The horizon split with fury.
The sky didn't break with thunder. It fractured like glass, lines of light crawling outward. Dragons wheeled above, their cries shaking the ground, their fire washing the horizon in molten gold. And in the midst of that ruin stood two figures.
One was a man — Vyomar, the last Dragonlord. His armor was scorched, his sword chipped, his breath ragged. But his eyes still burned, and in them was the fire of every dragon that still followed him.
The other was Asurendra, the Devourer of Sun, stretched across the battlefield like a living eclipse. Its wings blotted out the stars. Its voice was a shadow that crawled under the skin.
"You stole their fire," the Devourer said, its words rolling like thunder. "You thought you could bind them. You thought they were yours."
Vyomar raised his sword, gripping it with both hands. "I did not bind them. They chose me."
Flame wrapped the blade, a thousand roars echoing with him. He charged. The Devourer met him.
Their battle tore the world apart. Mountains split, rivers boiled, the sky screamed. Vyomar's sword bit into shadow, Asurendra's claws ripped through steel. For three days and nights they fought, man against nightmare, fire against hunger. And on the third day, Vyomar struck true. His blade pierced the Devourer's heart.
The beast shrieked, its voice shattering the heavens. Light burst across the battlefield. The shadow fell.

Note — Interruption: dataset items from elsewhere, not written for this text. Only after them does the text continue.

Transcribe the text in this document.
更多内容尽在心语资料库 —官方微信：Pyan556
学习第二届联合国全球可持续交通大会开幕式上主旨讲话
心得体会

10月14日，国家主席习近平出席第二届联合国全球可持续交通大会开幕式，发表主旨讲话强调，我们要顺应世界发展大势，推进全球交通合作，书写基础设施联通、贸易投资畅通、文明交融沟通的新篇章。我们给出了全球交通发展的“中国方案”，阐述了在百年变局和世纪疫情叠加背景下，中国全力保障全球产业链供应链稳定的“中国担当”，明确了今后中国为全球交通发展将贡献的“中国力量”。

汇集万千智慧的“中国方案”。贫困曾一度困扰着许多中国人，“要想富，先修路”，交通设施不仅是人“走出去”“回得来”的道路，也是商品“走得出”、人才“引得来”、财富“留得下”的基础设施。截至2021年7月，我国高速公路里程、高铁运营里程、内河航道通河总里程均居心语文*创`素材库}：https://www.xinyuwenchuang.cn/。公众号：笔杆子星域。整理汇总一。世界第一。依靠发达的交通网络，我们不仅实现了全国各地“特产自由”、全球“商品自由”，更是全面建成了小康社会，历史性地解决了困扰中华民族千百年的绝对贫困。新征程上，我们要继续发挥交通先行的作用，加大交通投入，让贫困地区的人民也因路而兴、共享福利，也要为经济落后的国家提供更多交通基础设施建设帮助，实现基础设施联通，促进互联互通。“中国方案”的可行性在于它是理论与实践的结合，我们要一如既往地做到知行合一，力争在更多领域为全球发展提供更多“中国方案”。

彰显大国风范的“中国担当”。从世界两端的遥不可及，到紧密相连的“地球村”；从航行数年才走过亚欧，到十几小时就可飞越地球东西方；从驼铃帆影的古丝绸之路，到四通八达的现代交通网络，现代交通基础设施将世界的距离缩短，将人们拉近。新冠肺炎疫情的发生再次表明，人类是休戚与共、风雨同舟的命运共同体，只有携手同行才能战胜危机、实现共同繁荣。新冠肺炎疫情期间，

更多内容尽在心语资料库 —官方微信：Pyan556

Vyomar fell to his knees. His sword dropped from his hand. For a moment, he allowed himself to breathe. He had won.
But the silence was wrong.
The dragons circled above, not triumphant, not relieved. Their eyes burned with something he had never felt before through the bond. Hunger. Rage.
"No," Vyomar whispered, reaching upward. "Stay with me. Please."
The bond snapped.
One by one, the dragons broke free. They screamed, and the sound was not the song of allies but the howl of beasts. They turned, wings folding into dives, fire pouring indiscriminately onto city and field. Villages burned. Armies scattered. Men and women screamed beneath the fire of creatures they once worshiped.
Vyomar screamed with them. "No! Stay with me!" But they no longer heard. His bond was gone.
And mankind, desperate, turned on the dragons.
The Five Houses rose. Together, they swore unity, not from loyalty but from fear. Spears pierced scales. Chains dragged beasts to the ground. Flames were drowned in rivers of blood. It was not battle, it was slaughter.
When the last dragon fell, the Houses made certain its memory would not return.
They carved its heart from its chest, still pulsing with fire. They fed it to a forge, mixing blood and emberstone until a throne of obsidian emerged, veins glowing faintly with heat.
They called it the Vyomkara Throne — the Throne of the Sky-Maker.
House Vale claimed it, crowning themselves the Flamebound Kings. On that seat they declared dominion, not only over men, but over fire itself.
The other Houses followed, carving their own empires from the bones of dragons. Thalrien, the wolf and the frost. Gravemourn, the tide and the storm. Kharovar, the mountain and the rune. Elaren, the shadow and the dream.
Five Thrones. Five Houses. Five crowns forged from betrayal and fear.
The dragons were gone. Vyomar was dead. And history itself was rewritten.
He was not remembered as the savior who slew the Devourer. No — the Houses named him betrayer, tyrant, curse. In their stories, Vyomar was the Devourer, and his death their victory.
Five hundred years passed.
Children grew beneath skies still scarred, faint cracks glowing above them. No one living had ever heard a dragon's roar. The Houses ruled, their banners rising from flame and frost and tide and stone and dream. And deep within Emberhold, the Vyomkara Throne pulsed faintly, its ember veins whispering as though the heart within it still remembered.